4. Il ressort des pièces du dossier que le terrain d'assiette de l'opération est traversé, sur son côté ouest, par une canalisation d'eau appartenant à un réseau d'irrigation dont la gestion relève de la société BRL Exploitation et permettant la desserte de la partie nord du territoire de la commune de Manduel. La présence de cet équipement a d'ailleurs justifié l'institution d'une servitude d'utilité publique A2 reportée en annexe du plan local d'urbanisme. Dans le cadre de l'instruction de la demande de permis d'aménager, la société BRL Exploitation a été consultée sur le projet et a émis, le 20 juin 2019, un " avis défavorable " motivé par la " présence à proximité du projet d'ouvrages BRL nécessitant la prise en compte de leur implantation " et par la nécessité de " prise en compte des servitudes, des dispositions générales techniques et de l'implantation des constructions ". Le document joint à cet avis vient préciser les dispositions techniques générales et minimales à respecter pour la protection et l'exploitation des conduites. Il rappelle que les travaux réalisés à proximité de celles-ci peuvent entraîner des fissurations provoquant des ruptures brutales de canalisations et indique notamment qu'aucune construction ni aucune opération d'excavation ou de remblaiement ne doit être réalisée à moins de deux ou trois mètres de l'axe des conduites, la distance variant selon le diamètre de ces dernières.

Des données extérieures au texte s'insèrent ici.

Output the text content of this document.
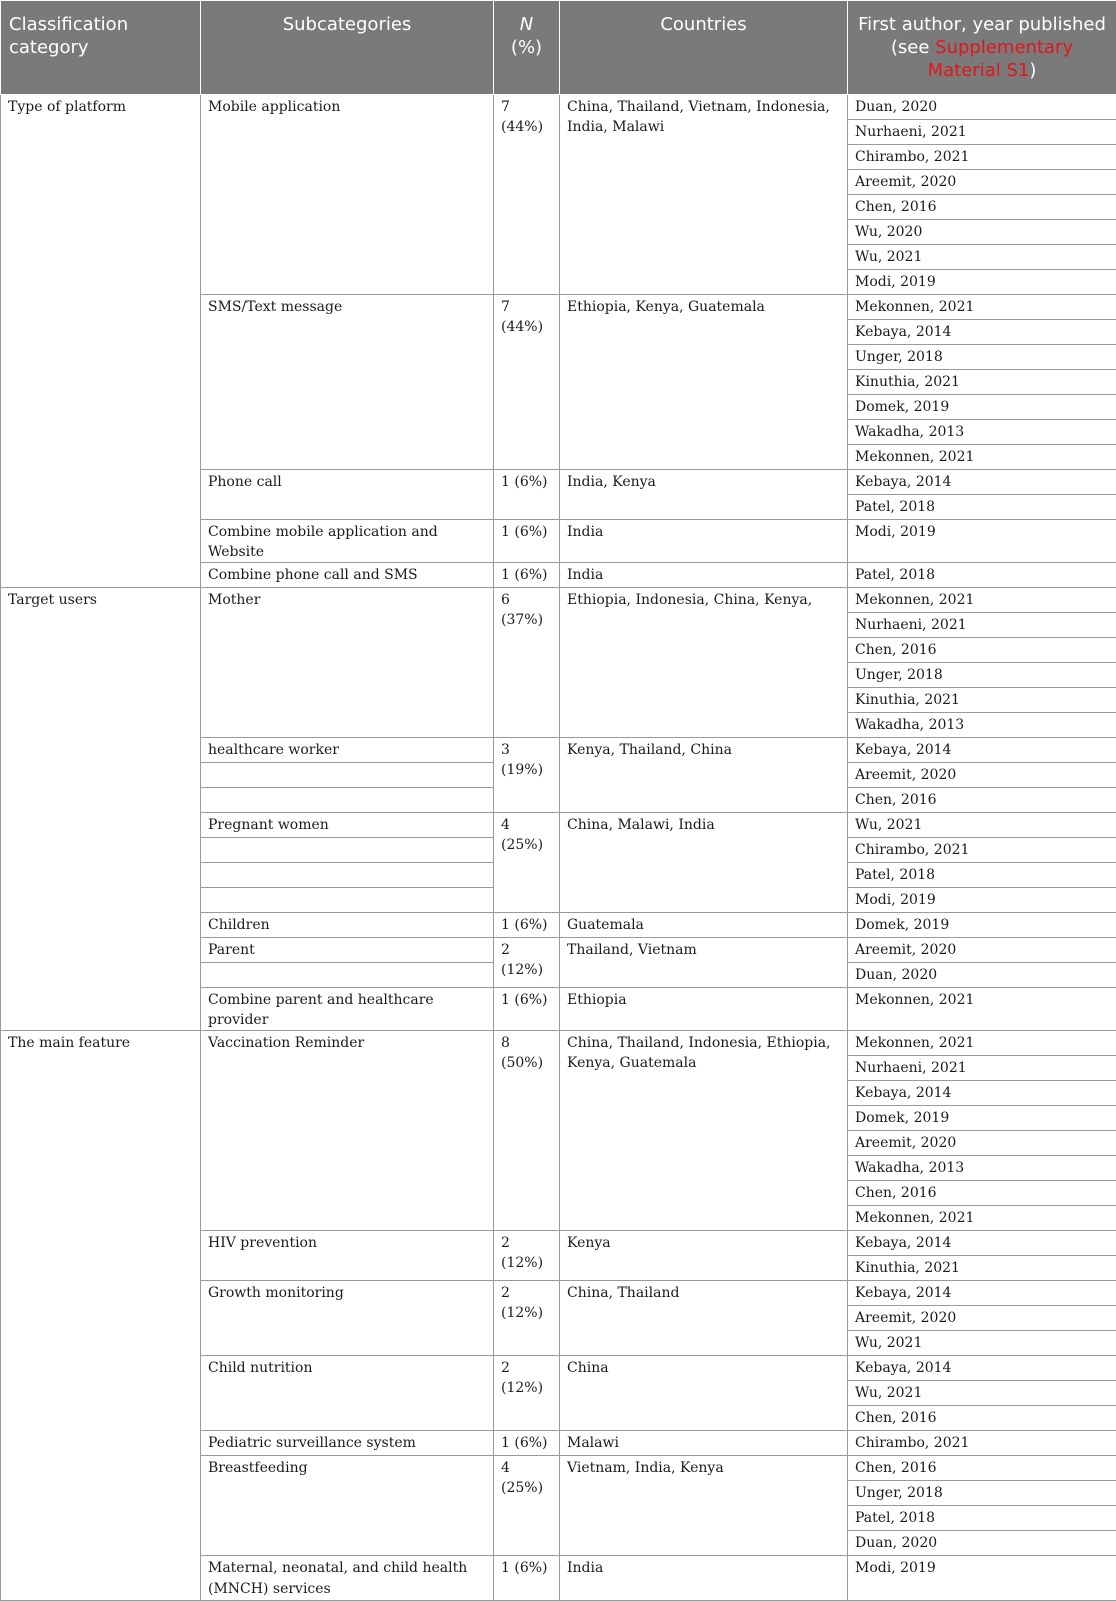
Classification category	Subcategories	N (%)	Countries	First author, year published (see Supplementary Material S1)
Type of platform	Mobile application	7 (44%)	China, Thailand, Vietnam, Indonesia, India, Malawi	Duan, 2020
				Nurhaeni, 2021
				Chirambo, 2021
				Areemit, 2020
				Chen, 2016
				Wu, 2020
				Wu, 2021
				Modi, 2019
	SMS/Text message	7 (44%)	Ethiopia, Kenya, Guatemala	Mekonnen, 2021
				Kebaya, 2014
				Unger, 2018
				Kinuthia, 2021
				Domek, 2019
				Wakadha, 2013
				Mekonnen, 2021
	Phone call	1 (6%)	India, Kenya	Kebaya, 2014
				Patel, 2018
	Combine mobile application and Website	1 (6%)	India	Modi, 2019
	Combine phone call and SMS	1 (6%)	India	Patel, 2018
Target users	Mother	6 (37%)	Ethiopia, Indonesia, China, Kenya,	Mekonnen, 2021
				Nurhaeni, 2021
				Chen, 2016
				Unger, 2018
				Kinuthia, 2021
				Wakadha, 2013
	healthcare worker	3 (19%)	Kenya, Thailand, China	Kebaya, 2014
				Areemit, 2020
				Chen, 2016
	Pregnant women	4 (25%)	China, Malawi, India	Wu, 2021
				Chirambo, 2021
				Patel, 2018
				Modi, 2019
	Children	1 (6%)	Guatemala	Domek, 2019
	Parent	2 (12%)	Thailand, Vietnam	Areemit, 2020
				Duan, 2020
	Combine parent and healthcare provider	1 (6%)	Ethiopia	Mekonnen, 2021
The main feature	Vaccination Reminder	8 (50%)	China, Thailand, Indonesia, Ethiopia, Kenya, Guatemala	Mekonnen, 2021
				Nurhaeni, 2021
				Kebaya, 2014
				Domek, 2019
				Areemit, 2020
				Wakadha, 2013
				Chen, 2016
				Mekonnen, 2021
	HIV prevention	2 (12%)	Kenya	Kebaya, 2014
				Kinuthia, 2021
	Growth monitoring	2 (12%)	China, Thailand	Kebaya, 2014
				Areemit, 2020
				Wu, 2021
	Child nutrition	2 (12%)	China	Kebaya, 2014
				Wu, 2021
				Chen, 2016
	Pediatric surveillance system	1 (6%)	Malawi	Chirambo, 2021
	Breastfeeding	4 (25%)	Vietnam, India, Kenya	Chen, 2016
				Unger, 2018
				Patel, 2018
				Duan, 2020
	Maternal, neonatal, and child health (MNCH) services	1 (6%)	India	Modi, 2019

5. Pour refuser le permis sollicité par la société Safpel sur le fondement de l'article R. 111-2 du code de l'urbanisme, le maire de Manduel a considéré, après avoir rappelé l'avis de la société BRL Exploitation, que le projet ne présentait pas, en l'état, les garanties nécessaires pour la sécurité des personnes et des biens. La société pétitionnaire a toutefois pris en compte l'existence de la servitude d'utilité publique liée à la présence de l'ouvrage d'irrigation en matérialisant la canalisation sur les plans annexés à sa demande de permis. Il n'apparaît sur ces plans aucun aménagement susceptible d'empiéter sur l'emprise de la conduite ni sur la bande de protection mentionnée dans la notice jointe à l'avis de la société BRL Exploitation. En particulier, à supposer même que le diamètre de la canalisation en cause impose le respect d'un recul de trois mètres, la seule circonstance que le plan intitulé " hypothèse d'implantation des bâtiments " représente des maisons situées à moins de trois mètres de celle-ci ne saurait suffire pour établir l'existence d'un risque dès lors, d'une part, que le permis d'aménager n'a nullement pour objet d'autoriser l'implantation de constructions dans le lotissement et, d'autre part, qu'il ne ressort pas des pièces du dossier et n'est d'ailleurs pas même allégué par la commune que la servitude liée à cette conduite pourrait rendre impossible la réalisation de maisons d'habitation sur les douze lots créés. Dans ces conditions et alors que l'avis de la société BRL Exploitation invite d'ailleurs le pétitionnaire à se rapprocher de ses services pour apprécier le respect des prescriptions générales par les constructions à venir, le projet de la société Safpel ne peut être regardé comme portant une atteinte à la sécurité ou à la salubrité publiques du seul fait de la présence de la canalisation. Par suite, c'est à bon droit que les premiers juges ont estimé que le maire de Manduel avait commis une erreur d'appréciation en refusant le permis d'aménager sollicité par ladite société sur le fondement de l'article R. 111-2 du code de l'urbanisme.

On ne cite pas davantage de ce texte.